Cette situation, en théorie très favorable à une forte emprise de Moscou sur l’Ukraine, s’est singulièrement compliquée avec la victoire de la « révolution orange », menée par les pro-occidentaux, avec à sa tête Ioulia Timochenko et Viktor Iouchtchenko (à présent, respectivement Premier ministre et président de la République). Depuis, la Russie n’hésite pas à utiliser l’arme énergétique afin de dissuader l’Ukraine de s’approcher trop de l’Occident. Moscou l’a déjà fait il y a trois ans, et cette fois les signaux politiques qui accompagnent la hausse du prix du gaz russe vont dans le même sens. Un haut responsable du Conseil de la fédération (chambre haute du Parlement russe), Vadim Goustov, vient de déclarer tout à fait ouvertement que, pour négocier le prix du gaz pour 2009, l’Ukraine doit dire clairement si elle ambitionne de devenir membre de l’Otan ou si elle préfère rester un partenaire de la Russie.
Situation économique interne
Ensuite, le contexte économique interne dans les deux pays, en partie lié à la crise financière et économique mondiale. La Russie souffre d’une baisse drastique des prix de matières premières énergétiques dont l’exportation constitue le pilier de son économie. Elle n’est donc à présent pas trop disposée à accorder des rabais là où elle n’est pas obligée de le faire. L’Ukraine, elle, souffre d’une forte hausse de l’inflation et d’une non moins forte baisse de son PIB. Elle n’est donc pas du tout disposée à payer plus si elle n’y est pas vraiment contrainte et forcée. Ce qui complique encore plus sa situation, c’est une grave crise politique interne qui déchire depuis des mois le camp « orange ». Elle vient se greffer sur la crise économique et facilite largement la tâche aux Russes quand ils veulent exercer des pressions sur leurs voisins ukrainiens.

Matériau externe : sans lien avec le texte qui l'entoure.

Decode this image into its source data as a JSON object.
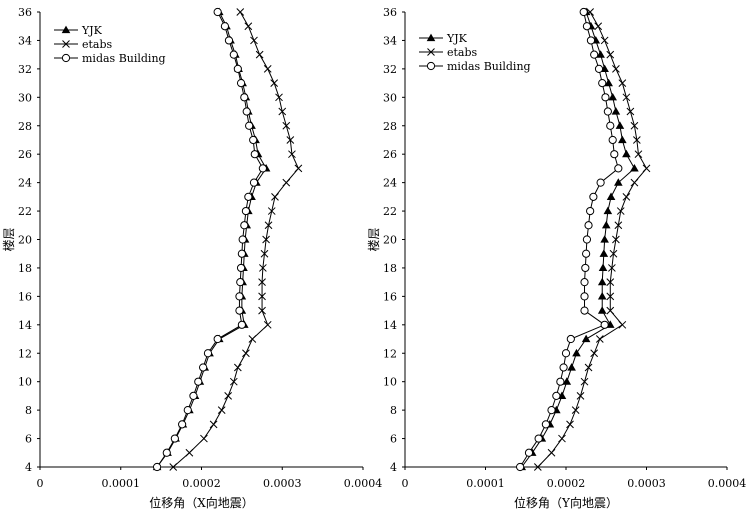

La bataille politique au sommet du pouvoir fait que même les observateurs avertis éprouvent des difficultés à déterminer quelle fraction maîtrise de facto le secteur énergétique. Il ne faut pas oublier que Ioulia Timochenko est liée très étroitement à ce secteur et depuis longtemps. Avant d’arriver au pouvoir politique, elle dirigeait, avec son mari, une corporation « Systèmes énergétiques ukrainiens uniques » (ESU). La famille Timochenko est l’un des plus importants clans oligarchiques en Ukraine. Sa fortune provient du commerce de matières premières énergétiques, mené grâce aux liaisons politiques, entre autres avec un ancien Premier ministre, Pavlo Lazarenko. Ioulia Timochenko a même été accusée de lui avoir versé un pot de vin de 79 millions de dollars. Un spécialiste polonais en la matière, Jozef Darski, a fait ce triste constat pour résumer la situation : « Dans un Etat postcommuniste gouverné exclusivement par les clans oligarchiques, où tout le monde se sert dans les caisses publiques, établir le degré de véracité des reproches faits à l’un de ces clans est une affaire dépourvue de tout intérêt et de toute importance ». Néanmoins, il s’agit d’un facteur qui fragilise l’Ukraine encore plus face aux pressions extérieures.
Le contexte international
Enfin, le contexte international. Dans ce domaine, l’un des problèmes les plus épineux est l’entrée de la Russie et de l’Ukraine dans l’Organisation mondiale du commerce (OMC). Les Etats-Unis et l’Union européenne ont pris la décision politique de soutenir l’adhésion de l’Ukraine avant celle de la Russie. Or il est fort probable que l’Ukraine, une fois membre de l’OMC, n’hésiterait pas à opposer son veto à l’entrée de la Russie si celle-ci continuait à lui être hostile, notamment sur le plan énergétique. Il n’est donc pas étonnant que le Kremlin essaie – notamment par l’intermédiaire de Gazprom – de créer des situations où il est possible de présenter Kiev comme une capitale irresponsable politiquement et peu fiable sur le plan commercial, afin de compromettre la candidature ukrainienne à l’OMC. Sans oublier de souligner que l’économie ukrainienne est beaucoup plus faible et moins stable que celle de la Russie.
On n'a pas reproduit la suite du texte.